Public Health Alert – Overdoses
This past week, the CDC took the unusual action of issuing an emergency Health Alert Advisory. Its most recent data revealed 81,230 drug overdose deaths in the U.S. during the 12 months ending in May.
“This is the largest number of drug overdoses for a 12-month period ever recorded.”
Since emergency mandates were enacted in March, the CDC stated, drug overdoses have skyrocketed – the largest increase occurring from March to May, “coinciding with the implementation of widespread mitigation measures for the Covid-19 pandemic.” The drug overdose crisis is accelerating with the pandemic declarations, it said. This is after overdoses had declined 4.1% between 2017 and 2018.
The primary driver is synthetic opioids – illicit fentanyl – a deadly street drug. Western states have had large increases in availability of illicit fentanyl in the streets, and had the largest increases in overdose deaths, confirmed in clinical toxicology drug tests, the CDC stated. Ten Western states have had a 98% increase in illicit drug overdoses, but all 38 jurisdictions with data have recorded significant surges in deaths since the government Covid-19 pandemic mandates.
The Overdose Mapping and Application Program, High Intensity Drug Trafficking Area initiative that collects data from ambulance teams, hospitals and law enforcement, sounded the alarm in May. It reported that overdoses had increased 20% between January and April compared to last year, with the greatest spike occurring in March.
The Washington Post reported that compared to last year, overdoses had jumped 18% in March and were continuing to increase: 29% in April and 42% in May. Calling it “Cries for Help,” they wrote that “as the pandemic has pushed massive doses of fear, uncertainty, anxiety and depression into people’s lives, it has cut off the human connections that help ease those burdens” of isolation, hopelessness, and distress.
A December 9 Issue Brief from the American Medical Association chronicled disturbing reports of drug overdoses across the country – with more than 40 states reporting increased drug deaths. By September, Cortland County in Texas, for example, had recorded a 200% increase in overdose deaths in less than two years. Drug trafficking gangs are increasing profit margins by cutting expensive heroin with cheaper synthetic substances like fentanyl or brorphine, said law enforcement officers, who are seeing growing evidence of illicit drugs.

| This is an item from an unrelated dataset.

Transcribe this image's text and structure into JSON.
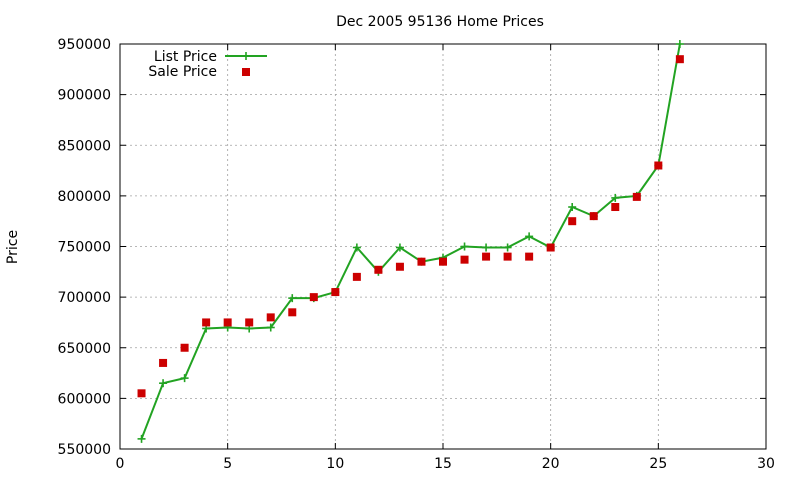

Overdose deaths far exceed deaths to Covid-19 in cities across the country. A reported 173 deaths associated with Covid-19 have been reported in the San Francisco area this year. In contrast, a record 621 have died of drug overdoses, according to the San Francisco Chronicle. In November alone, 58 died in their streets, sidewalks, alleyways and parks – two a day. Officials at the city’s Drug Overdose Prevention and Education Project believe that these numbers are still a major undercount since they are self-reported.
In nearly every report of skyrocketing suicides and drug overdoses seen with the government’s pandemic measures, proposals by stakeholders call for more money and more mental health programs…while ignoring the most obvious root of the problem. If leaders really cared about people, the clearly rational and ethical thing to do would be to fully end the unsupportable government mandates. Continuing pandemic mandates is not just destroying people’s lives and livelihoods. It is killing people.